Saturday, April 7, 2012

KariaNet, Planning the future of networking in the Near East and North Africa region

This week from 3-4 April I had the opportunity to join thirty-one selected individuals from Algeria, Egypt, Jordan, Lebanon, Morocco, Palestine, Sudan, Syria and Yemen who met in Cairo to discuss the sustainability of networking activities in the Near East and North Africa region. At the crossroads between East and West, networking is nothing new in the region. The exchange of goods, technology and ideas between cultures has been going on for centuries. But starting in 2005, IFAD and the International Centre for Rural Development, (IDRC) joined hands to use networking to improve the performance of their agriculture and rural development projects in a programme called the Knowledge Access in Rural Interconnected Areas Network, or KariaNet. The KariaNet approach, including collaborative research and capacity building, takes a page from a similar initiative between IFAD and IDRC in Asia and the Pacific called Knowledge Networking for Rual Asia/Pacific, or ENRAP.


But KariaNet, like ENRAP, is a development project. And stakeholders have been clear from the start that the external investments projects bring won’t last forever. So this week’s meeting focussed on what to do when this external financing comes to an end in 2013. To focus on this topic KariaNet commissioned a study by specialists in the field of networking and knowledge sharing, Heather Creech from the International Institute for Sustainable Development and Ziad Moussa from the American University of Beirut to look at the options for KariaNet’s future.


Stakeholders at the workshop were asked to evaluate the options set out in the study and come to a consensus about what they want to do between now late 2013 to secure future collaboration. While the study was referred to as the Devolution Study, what clearly captured the imagination of the network was not the devolution of network management and support responsibilities but rather the evolution of knowledge sharing and networking.


Virtually unanimous in their determination to carry on and improve knowledge sharing – irrespective of financial support they may or not receive from IDRC and IFAD in the future - the group concluded that what made sense to them was to focus on networking at the national level. Interestingly, this fit with the conclusions of the IFAD evaluation of ENRAP after Phase II and led IFAD to design ENRAP’s final phase focussing its support on improved networking amongst IFAD country programme partners.


As much as KariaNet participants are thirsty for new ideas from abroad, their priority is to build on the immediate benefits already experienced from knowledge sharing with colleagues working in the same agro-ecosystems with similar means of production, speaking the same language, and collaborating with the same ministries.

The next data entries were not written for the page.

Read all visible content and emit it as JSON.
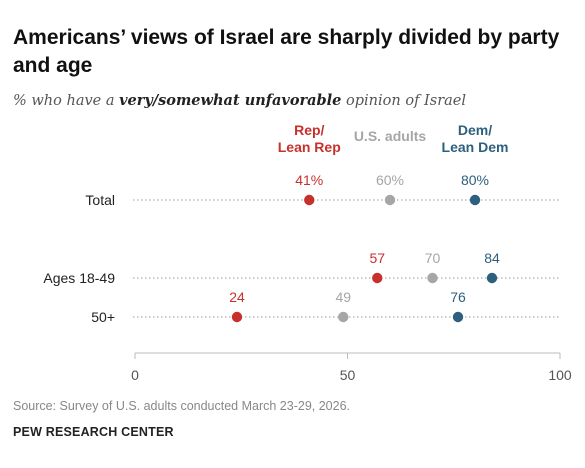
{
  "title": "Americans’ views of Israel are sharply divided by party and age",
  "subtitle": {
    "prefix": "% who have a ",
    "emphasis": "very/somewhat unfavorable",
    "suffix": " opinion of Israel"
  },
  "source": "Source: Survey of U.S. adults conducted March 23-29, 2026.",
  "credit": "PEW RESEARCH CENTER",
  "chart_data": {
    "type": "scatter",
    "xlim": [
      0,
      100
    ],
    "x_ticks": [
      0,
      50,
      100
    ],
    "x_tick_labels": [
      "0",
      "50",
      "100"
    ],
    "grid": false,
    "legend_placement": "top",
    "categories": [
      "Total",
      "Ages 18-49",
      "50+"
    ],
    "series": [
      {
        "name": "Rep/ Lean Rep",
        "legend_lines": [
          "Rep/",
          "Lean Rep"
        ],
        "color": "#c8302c",
        "values": [
          41,
          57,
          24
        ],
        "labels": [
          "41%",
          "57",
          "24"
        ]
      },
      {
        "name": "U.S. adults",
        "legend_lines": [
          "U.S. adults"
        ],
        "color": "#a6a6a6",
        "values": [
          60,
          70,
          49
        ],
        "labels": [
          "60%",
          "70",
          "49"
        ]
      },
      {
        "name": "Dem/ Lean Dem",
        "legend_lines": [
          "Dem/",
          "Lean Dem"
        ],
        "color": "#2d5f7e",
        "values": [
          80,
          84,
          76
        ],
        "labels": [
          "80%",
          "84",
          "76"
        ]
      }
    ]
  }
}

In the ideal scenario they would also like to link to one another through an international or regional organisation to serve as a secretariat.


Though not discussed, it is interesting to note that results framework of the IFAD Strategy for Knowledge Management calls for just such participant driven regional networks, integrated with IFAD’s IT platform and linked to other thematic networks. In the region, KariaNet participants are themselves already linked or members of thematic networks like the Virtual Extension and Research Communication Network (VERCON) hosted by FAO or groups like the Association of Agricultural Research Institutes in Near East and North Africa (AARANINA).

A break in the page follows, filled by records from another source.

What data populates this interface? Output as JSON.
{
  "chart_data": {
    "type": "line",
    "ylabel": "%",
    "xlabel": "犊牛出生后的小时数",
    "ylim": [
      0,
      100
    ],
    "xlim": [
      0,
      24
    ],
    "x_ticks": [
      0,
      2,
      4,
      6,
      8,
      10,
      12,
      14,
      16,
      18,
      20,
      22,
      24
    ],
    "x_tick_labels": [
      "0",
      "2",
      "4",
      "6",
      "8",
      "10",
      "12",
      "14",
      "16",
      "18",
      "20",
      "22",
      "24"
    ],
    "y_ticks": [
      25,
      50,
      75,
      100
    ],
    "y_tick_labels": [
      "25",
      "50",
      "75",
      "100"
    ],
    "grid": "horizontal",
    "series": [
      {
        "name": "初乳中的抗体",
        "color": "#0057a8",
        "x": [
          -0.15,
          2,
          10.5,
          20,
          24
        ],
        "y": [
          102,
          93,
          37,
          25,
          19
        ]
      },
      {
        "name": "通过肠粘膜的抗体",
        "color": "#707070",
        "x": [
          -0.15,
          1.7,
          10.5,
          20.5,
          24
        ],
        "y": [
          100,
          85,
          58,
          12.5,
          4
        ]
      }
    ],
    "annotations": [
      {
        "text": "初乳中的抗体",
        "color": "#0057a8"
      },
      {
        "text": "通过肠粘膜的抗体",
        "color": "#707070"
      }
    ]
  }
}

In the implementation of the KariaNet and ENRAP programmes, IDRC has helped stakeholders to test and document a range of approaches to knowledge sharing through both capacity building and network facilitation. Over the years innovations introduced have ranged from participatory mapping, to writeshops, videography, systematisation, online discussion groups, learning alliances and learning routes. KS/KM amongst partners that have been mobilised by IDRC and IFAD in these efforts have included ICIMOD, FAO, ILEIA, ICARDA, and PROCASUR. Some are also working with IFAD stakeholders in Africa and Latin America. As networking and knowledge sharing improve within both regions, network members will be better able to share across regions.

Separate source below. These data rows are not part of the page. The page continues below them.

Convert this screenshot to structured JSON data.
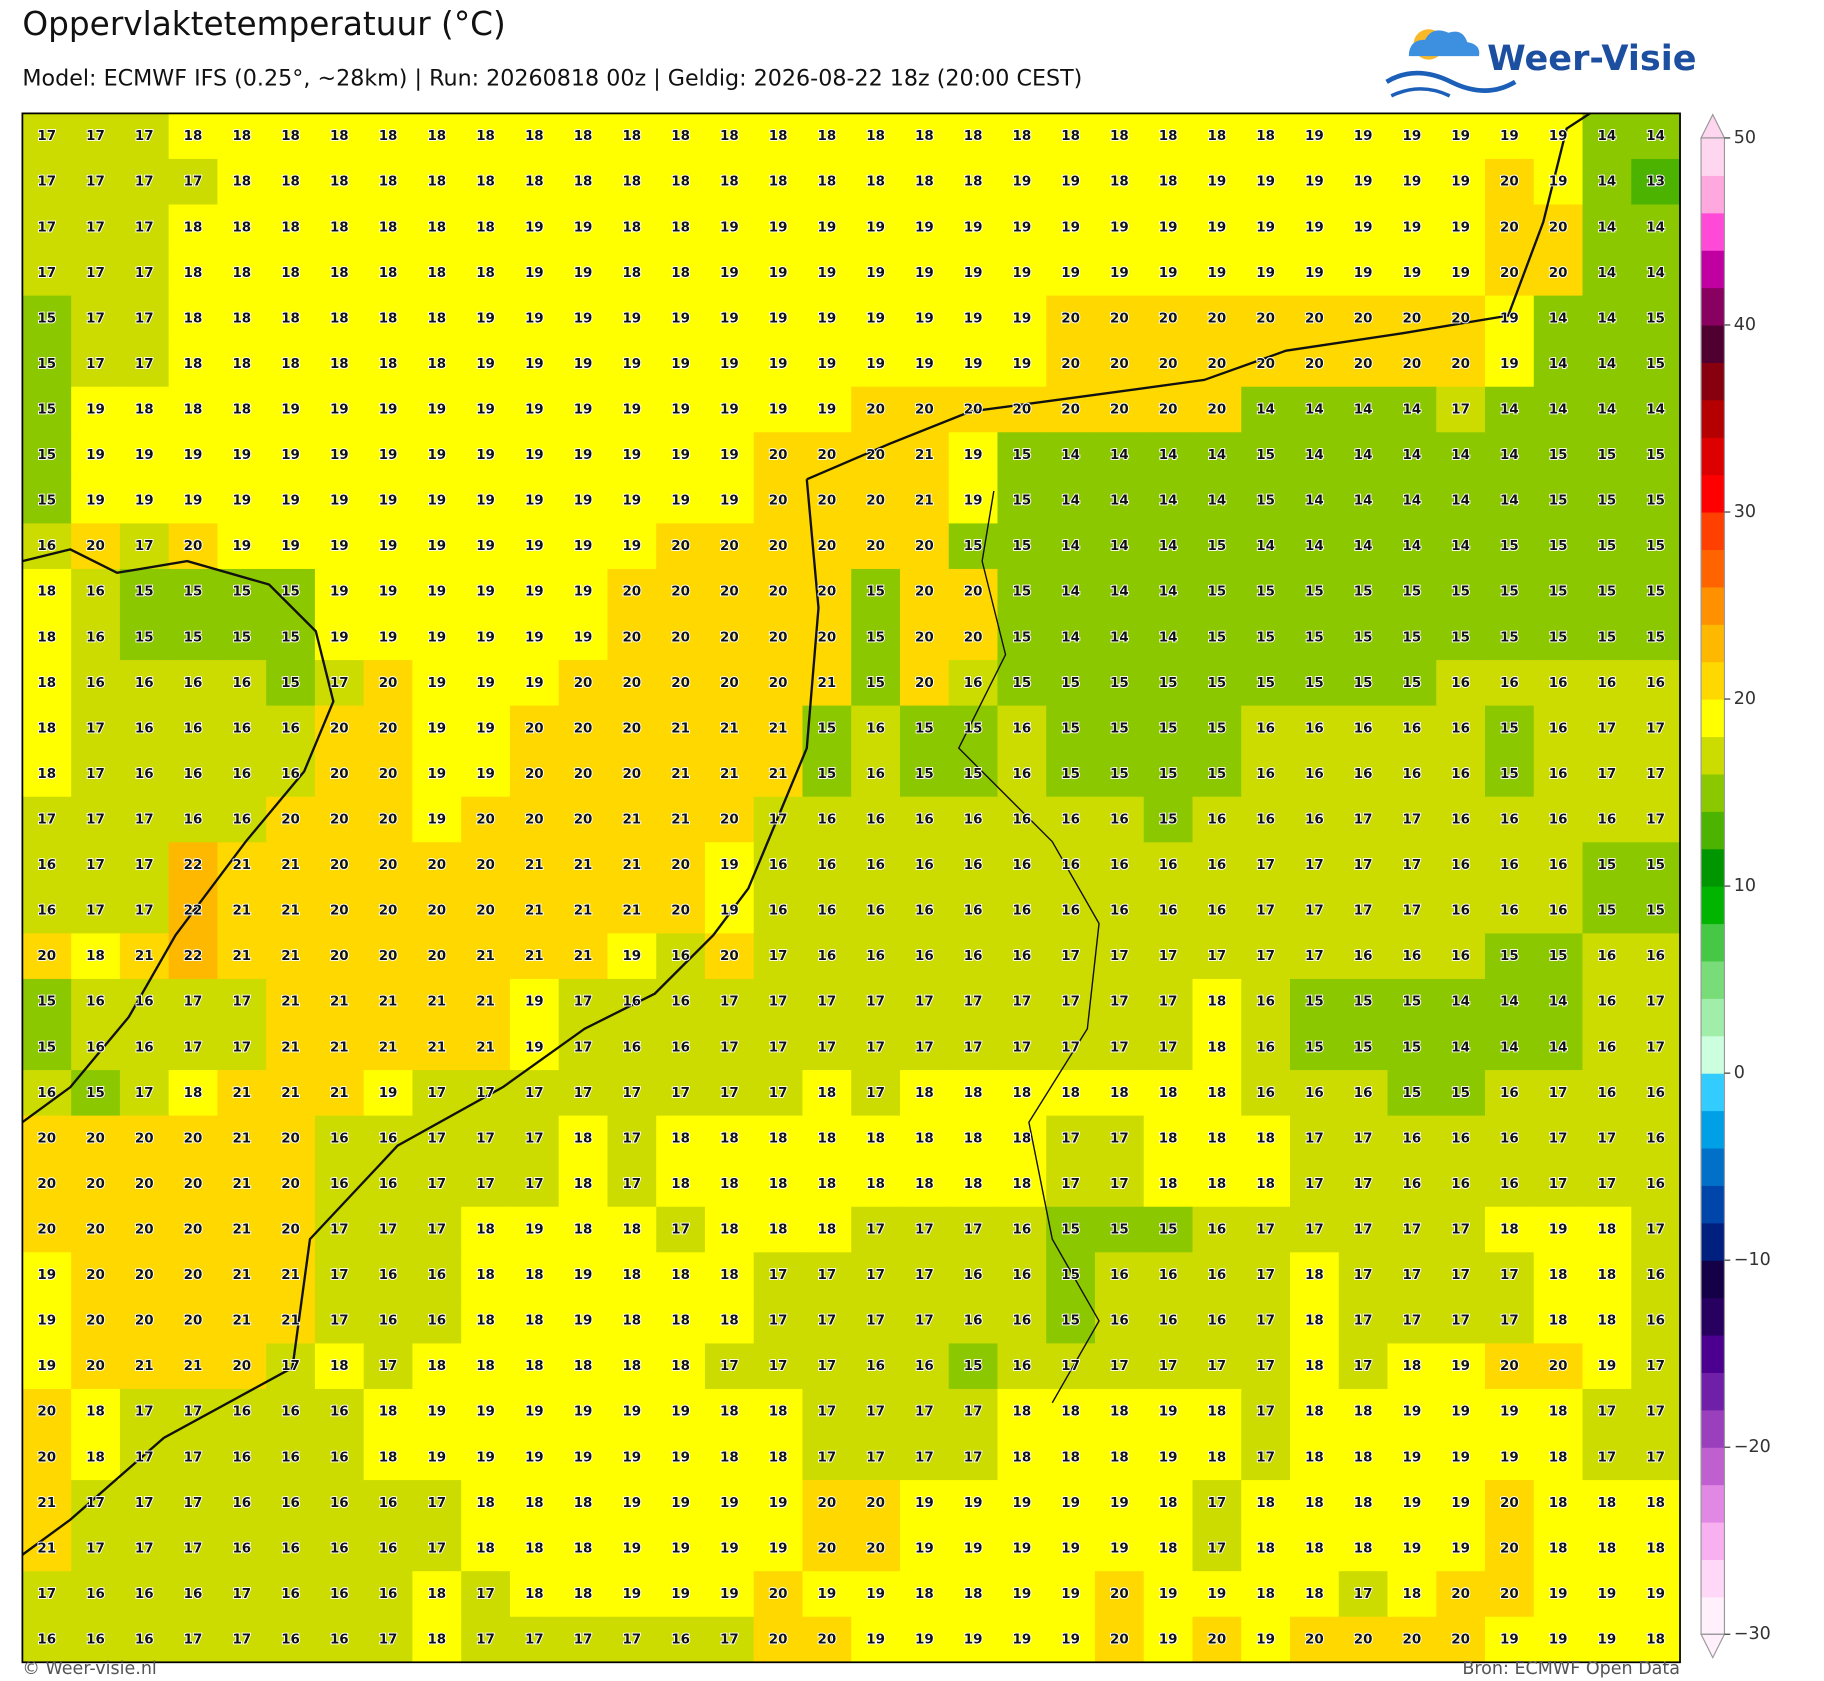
{
  "map": {
    "title": "Oppervlaktetemperatuur (°C)",
    "subtitle": "Model: ECMWF IFS (0.25°, ~28km)  |  Run: 20260818 00z  |  Geldig: 2026-08-22 18z (20:00 CEST)",
    "logo": "Weer-Visie",
    "footer_left": "© Weer-visie.nl",
    "footer_right": "Bron: ECMWF Open Data",
    "grid": [
      [
        17,
        17,
        17,
        18,
        18,
        18,
        18,
        18,
        18,
        18,
        18,
        18,
        18,
        18,
        18,
        18,
        18,
        18,
        18,
        18,
        18,
        18,
        18,
        18,
        18,
        18,
        19,
        19,
        19,
        19,
        19,
        19,
        14,
        14
      ],
      [
        17,
        17,
        17,
        17,
        18,
        18,
        18,
        18,
        18,
        18,
        18,
        18,
        18,
        18,
        18,
        18,
        18,
        18,
        18,
        18,
        19,
        19,
        18,
        18,
        19,
        19,
        19,
        19,
        19,
        19,
        20,
        19,
        14,
        13
      ],
      [
        17,
        17,
        17,
        18,
        18,
        18,
        18,
        18,
        18,
        18,
        19,
        19,
        18,
        18,
        19,
        19,
        19,
        19,
        19,
        19,
        19,
        19,
        19,
        19,
        19,
        19,
        19,
        19,
        19,
        19,
        20,
        20,
        14,
        14
      ],
      [
        17,
        17,
        17,
        18,
        18,
        18,
        18,
        18,
        18,
        18,
        19,
        19,
        18,
        18,
        19,
        19,
        19,
        19,
        19,
        19,
        19,
        19,
        19,
        19,
        19,
        19,
        19,
        19,
        19,
        19,
        20,
        20,
        14,
        14
      ],
      [
        15,
        17,
        17,
        18,
        18,
        18,
        18,
        18,
        18,
        19,
        19,
        19,
        19,
        19,
        19,
        19,
        19,
        19,
        19,
        19,
        19,
        20,
        20,
        20,
        20,
        20,
        20,
        20,
        20,
        20,
        19,
        14,
        14,
        15
      ],
      [
        15,
        17,
        17,
        18,
        18,
        18,
        18,
        18,
        18,
        19,
        19,
        19,
        19,
        19,
        19,
        19,
        19,
        19,
        19,
        19,
        19,
        20,
        20,
        20,
        20,
        20,
        20,
        20,
        20,
        20,
        19,
        14,
        14,
        15
      ],
      [
        15,
        19,
        18,
        18,
        18,
        19,
        19,
        19,
        19,
        19,
        19,
        19,
        19,
        19,
        19,
        19,
        19,
        20,
        20,
        20,
        20,
        20,
        20,
        20,
        20,
        14,
        14,
        14,
        14,
        17,
        14,
        14,
        14,
        14
      ],
      [
        15,
        19,
        19,
        19,
        19,
        19,
        19,
        19,
        19,
        19,
        19,
        19,
        19,
        19,
        19,
        20,
        20,
        20,
        21,
        19,
        15,
        14,
        14,
        14,
        14,
        15,
        14,
        14,
        14,
        14,
        14,
        15,
        15,
        15
      ],
      [
        15,
        19,
        19,
        19,
        19,
        19,
        19,
        19,
        19,
        19,
        19,
        19,
        19,
        19,
        19,
        20,
        20,
        20,
        21,
        19,
        15,
        14,
        14,
        14,
        14,
        15,
        14,
        14,
        14,
        14,
        14,
        15,
        15,
        15
      ],
      [
        16,
        20,
        17,
        20,
        19,
        19,
        19,
        19,
        19,
        19,
        19,
        19,
        19,
        20,
        20,
        20,
        20,
        20,
        20,
        15,
        15,
        14,
        14,
        14,
        15,
        14,
        14,
        14,
        14,
        14,
        15,
        15,
        15,
        15
      ],
      [
        18,
        16,
        15,
        15,
        15,
        15,
        19,
        19,
        19,
        19,
        19,
        19,
        20,
        20,
        20,
        20,
        20,
        15,
        20,
        20,
        15,
        14,
        14,
        14,
        15,
        15,
        15,
        15,
        15,
        15,
        15,
        15,
        15,
        15
      ],
      [
        18,
        16,
        15,
        15,
        15,
        15,
        19,
        19,
        19,
        19,
        19,
        19,
        20,
        20,
        20,
        20,
        20,
        15,
        20,
        20,
        15,
        14,
        14,
        14,
        15,
        15,
        15,
        15,
        15,
        15,
        15,
        15,
        15,
        15
      ],
      [
        18,
        16,
        16,
        16,
        16,
        15,
        17,
        20,
        19,
        19,
        19,
        20,
        20,
        20,
        20,
        20,
        21,
        15,
        20,
        16,
        15,
        15,
        15,
        15,
        15,
        15,
        15,
        15,
        15,
        16,
        16,
        16,
        16,
        16
      ],
      [
        18,
        17,
        16,
        16,
        16,
        16,
        20,
        20,
        19,
        19,
        20,
        20,
        20,
        21,
        21,
        21,
        15,
        16,
        15,
        15,
        16,
        15,
        15,
        15,
        15,
        16,
        16,
        16,
        16,
        16,
        15,
        16,
        17,
        17
      ],
      [
        18,
        17,
        16,
        16,
        16,
        16,
        20,
        20,
        19,
        19,
        20,
        20,
        20,
        21,
        21,
        21,
        15,
        16,
        15,
        15,
        16,
        15,
        15,
        15,
        15,
        16,
        16,
        16,
        16,
        16,
        15,
        16,
        17,
        17
      ],
      [
        17,
        17,
        17,
        16,
        16,
        20,
        20,
        20,
        19,
        20,
        20,
        20,
        21,
        21,
        20,
        17,
        16,
        16,
        16,
        16,
        16,
        16,
        16,
        15,
        16,
        16,
        16,
        17,
        17,
        16,
        16,
        16,
        16,
        17
      ],
      [
        16,
        17,
        17,
        22,
        21,
        21,
        20,
        20,
        20,
        20,
        21,
        21,
        21,
        20,
        19,
        16,
        16,
        16,
        16,
        16,
        16,
        16,
        16,
        16,
        16,
        17,
        17,
        17,
        17,
        16,
        16,
        16,
        15,
        15
      ],
      [
        16,
        17,
        17,
        22,
        21,
        21,
        20,
        20,
        20,
        20,
        21,
        21,
        21,
        20,
        19,
        16,
        16,
        16,
        16,
        16,
        16,
        16,
        16,
        16,
        16,
        17,
        17,
        17,
        17,
        16,
        16,
        16,
        15,
        15
      ],
      [
        20,
        18,
        21,
        22,
        21,
        21,
        20,
        20,
        20,
        21,
        21,
        21,
        19,
        16,
        20,
        17,
        16,
        16,
        16,
        16,
        16,
        17,
        17,
        17,
        17,
        17,
        17,
        16,
        16,
        16,
        15,
        15,
        16,
        16
      ],
      [
        15,
        16,
        16,
        17,
        17,
        21,
        21,
        21,
        21,
        21,
        19,
        17,
        16,
        16,
        17,
        17,
        17,
        17,
        17,
        17,
        17,
        17,
        17,
        17,
        18,
        16,
        15,
        15,
        15,
        14,
        14,
        14,
        16,
        17
      ],
      [
        15,
        16,
        16,
        17,
        17,
        21,
        21,
        21,
        21,
        21,
        19,
        17,
        16,
        16,
        17,
        17,
        17,
        17,
        17,
        17,
        17,
        17,
        17,
        17,
        18,
        16,
        15,
        15,
        15,
        14,
        14,
        14,
        16,
        17
      ],
      [
        16,
        15,
        17,
        18,
        21,
        21,
        21,
        19,
        17,
        17,
        17,
        17,
        17,
        17,
        17,
        17,
        18,
        17,
        18,
        18,
        18,
        18,
        18,
        18,
        18,
        16,
        16,
        16,
        15,
        15,
        16,
        17,
        16,
        16
      ],
      [
        20,
        20,
        20,
        20,
        21,
        20,
        16,
        16,
        17,
        17,
        17,
        18,
        17,
        18,
        18,
        18,
        18,
        18,
        18,
        18,
        18,
        17,
        17,
        18,
        18,
        18,
        17,
        17,
        16,
        16,
        16,
        17,
        17,
        16
      ],
      [
        20,
        20,
        20,
        20,
        21,
        20,
        16,
        16,
        17,
        17,
        17,
        18,
        17,
        18,
        18,
        18,
        18,
        18,
        18,
        18,
        18,
        17,
        17,
        18,
        18,
        18,
        17,
        17,
        16,
        16,
        16,
        17,
        17,
        16
      ],
      [
        20,
        20,
        20,
        20,
        21,
        20,
        17,
        17,
        17,
        18,
        19,
        18,
        18,
        17,
        18,
        18,
        18,
        17,
        17,
        17,
        16,
        15,
        15,
        15,
        16,
        17,
        17,
        17,
        17,
        17,
        18,
        19,
        18,
        17
      ],
      [
        19,
        20,
        20,
        20,
        21,
        21,
        17,
        16,
        16,
        18,
        18,
        19,
        18,
        18,
        18,
        17,
        17,
        17,
        17,
        16,
        16,
        15,
        16,
        16,
        16,
        17,
        18,
        17,
        17,
        17,
        17,
        18,
        18,
        16
      ],
      [
        19,
        20,
        20,
        20,
        21,
        21,
        17,
        16,
        16,
        18,
        18,
        19,
        18,
        18,
        18,
        17,
        17,
        17,
        17,
        16,
        16,
        15,
        16,
        16,
        16,
        17,
        18,
        17,
        17,
        17,
        17,
        18,
        18,
        16
      ],
      [
        19,
        20,
        21,
        21,
        20,
        17,
        18,
        17,
        18,
        18,
        18,
        18,
        18,
        18,
        17,
        17,
        17,
        16,
        16,
        15,
        16,
        17,
        17,
        17,
        17,
        17,
        18,
        17,
        18,
        19,
        20,
        20,
        19,
        17
      ],
      [
        20,
        18,
        17,
        17,
        16,
        16,
        16,
        18,
        19,
        19,
        19,
        19,
        19,
        19,
        18,
        18,
        17,
        17,
        17,
        17,
        18,
        18,
        18,
        19,
        18,
        17,
        18,
        18,
        19,
        19,
        19,
        18,
        17,
        17
      ],
      [
        20,
        18,
        17,
        17,
        16,
        16,
        16,
        18,
        19,
        19,
        19,
        19,
        19,
        19,
        18,
        18,
        17,
        17,
        17,
        17,
        18,
        18,
        18,
        19,
        18,
        17,
        18,
        18,
        19,
        19,
        19,
        18,
        17,
        17
      ],
      [
        21,
        17,
        17,
        17,
        16,
        16,
        16,
        16,
        17,
        18,
        18,
        18,
        19,
        19,
        19,
        19,
        20,
        20,
        19,
        19,
        19,
        19,
        19,
        18,
        17,
        18,
        18,
        18,
        19,
        19,
        20,
        18,
        18,
        18
      ],
      [
        21,
        17,
        17,
        17,
        16,
        16,
        16,
        16,
        17,
        18,
        18,
        18,
        19,
        19,
        19,
        19,
        20,
        20,
        19,
        19,
        19,
        19,
        19,
        18,
        17,
        18,
        18,
        18,
        19,
        19,
        20,
        18,
        18,
        18
      ],
      [
        17,
        16,
        16,
        16,
        17,
        16,
        16,
        16,
        18,
        17,
        18,
        18,
        19,
        19,
        19,
        20,
        19,
        19,
        18,
        18,
        19,
        19,
        20,
        19,
        19,
        18,
        18,
        17,
        18,
        20,
        20,
        19,
        19,
        19
      ],
      [
        16,
        16,
        16,
        17,
        17,
        16,
        16,
        17,
        18,
        17,
        17,
        17,
        17,
        16,
        17,
        20,
        20,
        19,
        19,
        19,
        19,
        19,
        20,
        19,
        20,
        19,
        20,
        20,
        20,
        20,
        19,
        19,
        19,
        18
      ]
    ],
    "colorbar": {
      "lim": [
        -30,
        50
      ],
      "step": 2,
      "ticks": [
        50,
        40,
        30,
        20,
        10,
        0,
        {
          "value": -10,
          "label": "−10"
        },
        {
          "value": -20,
          "label": "−20"
        },
        {
          "value": -30,
          "label": "−30"
        }
      ],
      "colors": [
        "#fff0fc",
        "#ffd8f8",
        "#f8b0f0",
        "#e088e4",
        "#c060d0",
        "#9a40bc",
        "#7020a8",
        "#4b0090",
        "#280060",
        "#140046",
        "#002080",
        "#0046aa",
        "#0070c8",
        "#00a0e6",
        "#33ccff",
        "#ccffdd",
        "#a0eeaa",
        "#78dc78",
        "#46c846",
        "#00b400",
        "#009600",
        "#4cb400",
        "#8cc800",
        "#cddc00",
        "#ffff00",
        "#ffd800",
        "#ffb800",
        "#ff9000",
        "#ff6400",
        "#ff4000",
        "#ff0000",
        "#dd0000",
        "#b40000",
        "#880010",
        "#500030",
        "#880060",
        "#c000a0",
        "#ff4ad8",
        "#ffa8e0",
        "#ffd6f0"
      ]
    }
  }
}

Thanks to the initiative taken by Elaine Reinke at IFAD and her colleagues Hammou Laamrani and Layal Dandache at IDRC we could compare notes on past experiences between the two networks. An unintended outcome, was that by sharing experiences we were building the kinds of relationships and trust that makes a foundation for future networking between the networks. Connecting regional networks to make up a global community of networks amongst IFAD stakeholders once seemed quite remote. The prospects of that happening have just improved.